Help Center/ PanguLargeModels/ User Guide/ Developing a DeepSeek Model/ Using Data Engineering to Build a DeepSeek Model Dataset
Updated on 2025-07-28 GMT+08:00

Using Data Engineering to Build a DeepSeek Model Dataset

Process of Building a DeepSeek Model Dataset

Table 1 describes how to use data engineering to build a third-party model dataset on ModelArts Studio.

Table 1 Process of building a third-party model dataset

Procedure

Step

Description

Reference

Importing data to the Pangu platform

Creating an import task

Import data stored in OBS or local data into the platform for centralized management, facilitating subsequent processing or publishing.

NOTE:

When importing a dataset, set the dataset type to Single Round QA.

Importing Data to the Pangu Platform

Processing other datasets

Processing other datasets

Use custom processing operators to preprocess data, ensuring it meets the model training standards and service requirements.

Processing Other Datasets

Publishing other datasets

Publishing other datasets

Data publishing refers to publishing a single dataset in a specific format as a published dataset for subsequent model training operations.

Publishing Other Datasets

Requirements on DeepSeek Datasets

Table 2 Dataset format for DeepSeek models

Model Type

Training Type

Data Volume

Dataset Format

Description

DeepSeek-R1-32K

DeepSeek-V3-32k

Pre-training

> 15B tokens

JSONL

JSONL format: text indicates the text data used for pre-training. The following is an example:
{"text":"Pangu models include the NLP model, multimodal model, CV model, scientific computing model, and prediction model."}

DeepSeek-V3-32k

Fine-tuning (single-turn Q&A)

10,000 to 1,000,000 data records

JSONL

JSONL format: The data consists of Q&A pairs. context and target indicate the question and answer, respectively. The following is an example:
{"context":"Hello, please introduce yourself.","target":"I am a Pangu model."}

DeepSeek-R1-32K

Fine-tuning (single-turn Q&A)

10,000 to 1,000,000 data records

JSONL

JSONL format: The data consists of Q&A pairs. context and target indicate the question and answer, respectively. In addition to the model answer, target should include <think>\nReasoning process\n</think>, which indicates the reasoning process of the model.

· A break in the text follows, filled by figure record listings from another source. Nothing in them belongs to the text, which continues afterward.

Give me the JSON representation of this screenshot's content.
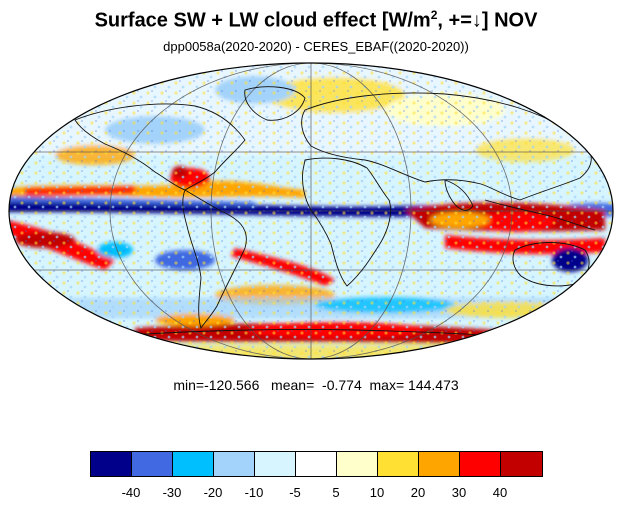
{
  "title_main": "Surface SW + LW cloud effect [W/m",
  "title_sup": "2",
  "title_rest": ", +=↓]  NOV",
  "subtitle": "dpp0058a(2020-2020) - CERES_EBAF((2020-2020))",
  "stats": {
    "min_label": "min=",
    "min": "-120.566",
    "mean_label": "mean=",
    "mean": "-0.774",
    "max_label": "max=",
    "max": "144.473"
  },
  "colorbar": {
    "colors": [
      "#00008b",
      "#4169e1",
      "#00bfff",
      "#a3d3fa",
      "#d6f5ff",
      "#ffffff",
      "#ffffcc",
      "#ffe033",
      "#ffa500",
      "#ff0000",
      "#c20000"
    ],
    "tick_labels": [
      "-40",
      "-30",
      "-20",
      "-10",
      "-5",
      "5",
      "10",
      "20",
      "30",
      "40"
    ]
  },
  "map": {
    "projection": "Mollweide",
    "field": "surface cloud radiative effect difference",
    "coastlines": true,
    "graticule": true
  }
}
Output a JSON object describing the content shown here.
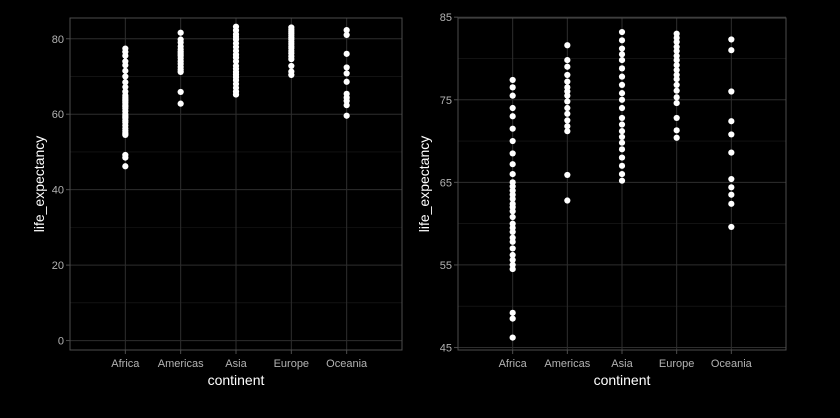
{
  "colors": {
    "background": "#000000",
    "points": "#ffffff",
    "grid": "#2e2e2e",
    "text": "#b3b3b3"
  },
  "chart_data": [
    {
      "type": "scatter",
      "xlabel": "continent",
      "ylabel": "life_expectancy",
      "categories": [
        "Africa",
        "Americas",
        "Asia",
        "Europe",
        "Oceania"
      ],
      "ylim": [
        -2.5,
        85.5
      ],
      "yticks": [
        0,
        20,
        40,
        60,
        80
      ],
      "grid": true,
      "points": {
        "Africa": [
          46.2,
          48.5,
          49.2,
          54.5,
          55.0,
          55.6,
          56.2,
          57.0,
          57.8,
          58.3,
          59.0,
          59.5,
          60.0,
          60.8,
          61.5,
          62.0,
          62.4,
          63.0,
          63.5,
          64.0,
          64.5,
          65.0,
          66.0,
          67.2,
          68.5,
          70.0,
          71.5,
          73.0,
          74.0,
          75.5,
          76.5,
          77.4
        ],
        "Americas": [
          62.8,
          65.9,
          71.2,
          71.8,
          72.5,
          73.3,
          74.0,
          74.8,
          75.5,
          76.0,
          76.5,
          77.2,
          78.0,
          79.0,
          79.8,
          81.6
        ],
        "Asia": [
          65.2,
          66.0,
          67.0,
          68.0,
          69.0,
          69.8,
          70.5,
          71.2,
          72.0,
          72.8,
          74.0,
          75.0,
          75.8,
          76.8,
          77.8,
          78.8,
          79.8,
          80.5,
          81.2,
          82.2,
          83.2
        ],
        "Europe": [
          70.4,
          71.3,
          72.8,
          74.6,
          75.3,
          76.1,
          76.8,
          77.5,
          78.0,
          78.6,
          79.2,
          79.8,
          80.3,
          80.9,
          81.4,
          82.0,
          82.5,
          83.0
        ],
        "Oceania": [
          59.6,
          62.4,
          63.5,
          64.4,
          65.4,
          68.6,
          70.8,
          72.4,
          76.0,
          81.0,
          82.3
        ]
      }
    },
    {
      "type": "scatter",
      "xlabel": "continent",
      "ylabel": "life_expectancy",
      "categories": [
        "Africa",
        "Americas",
        "Asia",
        "Europe",
        "Oceania"
      ],
      "ylim": [
        44.7,
        84.9
      ],
      "yticks": [
        45,
        55,
        65,
        75,
        85
      ],
      "grid": true,
      "points": {
        "Africa": [
          46.2,
          48.5,
          49.2,
          54.5,
          55.0,
          55.6,
          56.2,
          57.0,
          57.8,
          58.3,
          59.0,
          59.5,
          60.0,
          60.8,
          61.5,
          62.0,
          62.4,
          63.0,
          63.5,
          64.0,
          64.5,
          65.0,
          66.0,
          67.2,
          68.5,
          70.0,
          71.5,
          73.0,
          74.0,
          75.5,
          76.5,
          77.4
        ],
        "Americas": [
          62.8,
          65.9,
          71.2,
          71.8,
          72.5,
          73.3,
          74.0,
          74.8,
          75.5,
          76.0,
          76.5,
          77.2,
          78.0,
          79.0,
          79.8,
          81.6
        ],
        "Asia": [
          65.2,
          66.0,
          67.0,
          68.0,
          69.0,
          69.8,
          70.5,
          71.2,
          72.0,
          72.8,
          74.0,
          75.0,
          75.8,
          76.8,
          77.8,
          78.8,
          79.8,
          80.5,
          81.2,
          82.2,
          83.2
        ],
        "Europe": [
          70.4,
          71.3,
          72.8,
          74.6,
          75.3,
          76.1,
          76.8,
          77.5,
          78.0,
          78.6,
          79.2,
          79.8,
          80.3,
          80.9,
          81.4,
          82.0,
          82.5,
          83.0
        ],
        "Oceania": [
          59.6,
          62.4,
          63.5,
          64.4,
          65.4,
          68.6,
          70.8,
          72.4,
          76.0,
          81.0,
          82.3
        ]
      }
    }
  ]
}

{"context":"Question","target":"<think>\nReasoning process\n</think>\n\nModel answer"}

Example:

{"context":"What is 2 + 2?","target":"<think>\nAccording to the basic arithmetic definition, the sum of 2 and 2 is the combination of two values.\nVerification is performed through object counting (e.g., two apples plus two apples) or by shifting values on a number line (e.g., from 0 to 2 to 4).\nThis value adheres to the natural number axiomatic system. For example, the successor of 2 is 3, and the successor of 3 is 4.\n</think>\n\n**Answer:** 2 + 2 = 4"}